The first-floor bedrooms are comfortable, low-ceilinged rooms with curtained beds, mostly fashionably papered in quite strong patterns. In 1798, a visiting Polish aristocrat, Julian Niemcewicz, called them ‘all very neatly and prettily furnished’. They have mostly been re-papered following meticulous research. The Washingtons’ own bedroom on the south side awaits restoration; this was the room they shared. It was, in effect, the private sitting room of Martha, where she attended to household affairs, wrote letters, prayed and read the Bible daily.
In 2016, the bedroom above the dining room, called the Chintz Room in the 1802 inventory, was restored (Fig 5). New paper was based on fragments found in the room and the chintz hangings re-created on a 1770s English pattern, based on evidence that the papers were most likely provided by Philadelphia upholsters John and Betsy Ross in the 1770s, whom the Washingtons are known to have patronised.
The Blue Room was originally a store, together with the Lafayette Bedroom, the two rooms being created from one in 1757–59. The Blue Room only became a bedroom after 1776, when the chimneypiece was installed. In 2017, it was repapered with a French-style blue paper of a type supplied to the Washingtons by William Poyntell and Georges Bertault of Philadelphia, from whom the Washingtons acquired many furnishings.

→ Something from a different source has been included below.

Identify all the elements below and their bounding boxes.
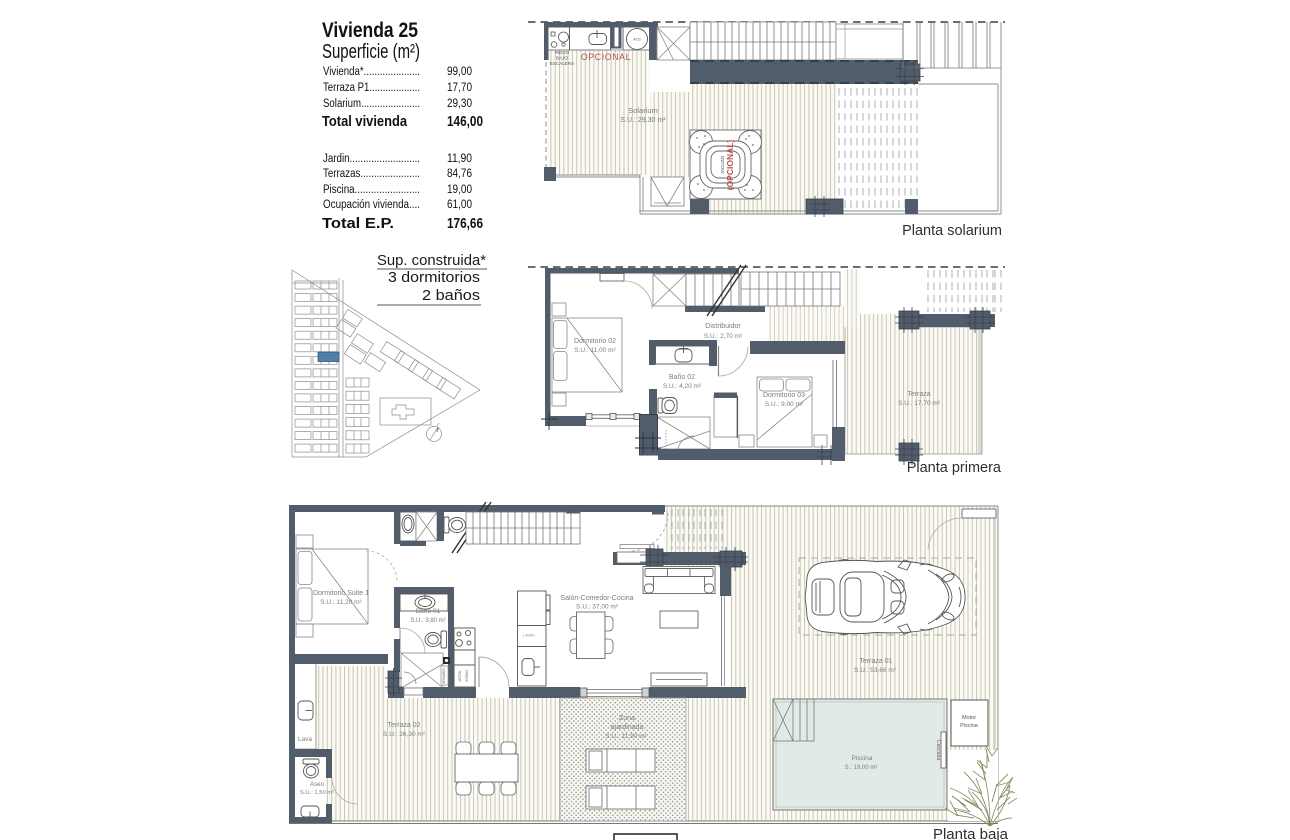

The new paper is another reproduction of a paper from the manufactory of Réveillon, kept in the Musée des Arts Décoratifs. A curtained bed with ‘Cornish covered with cloth’, has been meticulously re-created with the ‘fashionable blew or blew and white curtains’, ordered by the Washingtons in 1759, shortly after their marriage. The curtains and cornice are in a 1760s English Ducks pattern in a dark indigo blue. Curators felt such a bed might well have been moved into this room during the decorative campaign in the 1790s.
Very little furnishing was passed on with the house after Martha’s death in 1802 and, when the house was sold by Washington’s great-great-nephew, John Washington III, to the Mount Vernon Ladies Association in 1858, he left behind only a terrestrial globe, leather fire buckets, Jean-Antoine Houdon’s clay bust of Washington and the key to the Bastille presented to his illustrious ancestor by the Marquis de LaFayette.
Shortly after this, Martha’s great-granddaughter Mary Anna Lee returned the London-made harpsichord that Washington had given to his step-granddaughter (Fig 6). The Mount Vernon Ladies Association acquired various appropriate furnishings for the rooms and received gifts of items owned by the Washingtons. From the 1940s, there was a distinct attempt to follow the 1802 inventory more closely, inspired by the model of the Period Rooms of the Metropolitan Museum in New York and, gradually, it was resolved to remove any items dating from after Washington’s death. Paint analysis in the late 1970s sparked schemes based on early colours, but the past 12 years have seen even more detailed research and examination of authentic items, with re-creations based on the best evidence.
Mount Vernon today speaks of the Washingtons’ ambitions, their consciousness of what made a house ‘handsome and genteel’; and of the dedication of Vice-Regents and Regents (state representatives) of the Mount Vernon Ladies Association, and an expert team of curators under director Susan Schoelwer. The site showcases an astonishing degree of documentary research over the past 20 years and is a testimony to the skills used to evoke the best qualities of the 18th-century home of America’s first president and his wife, America’s first First Lady.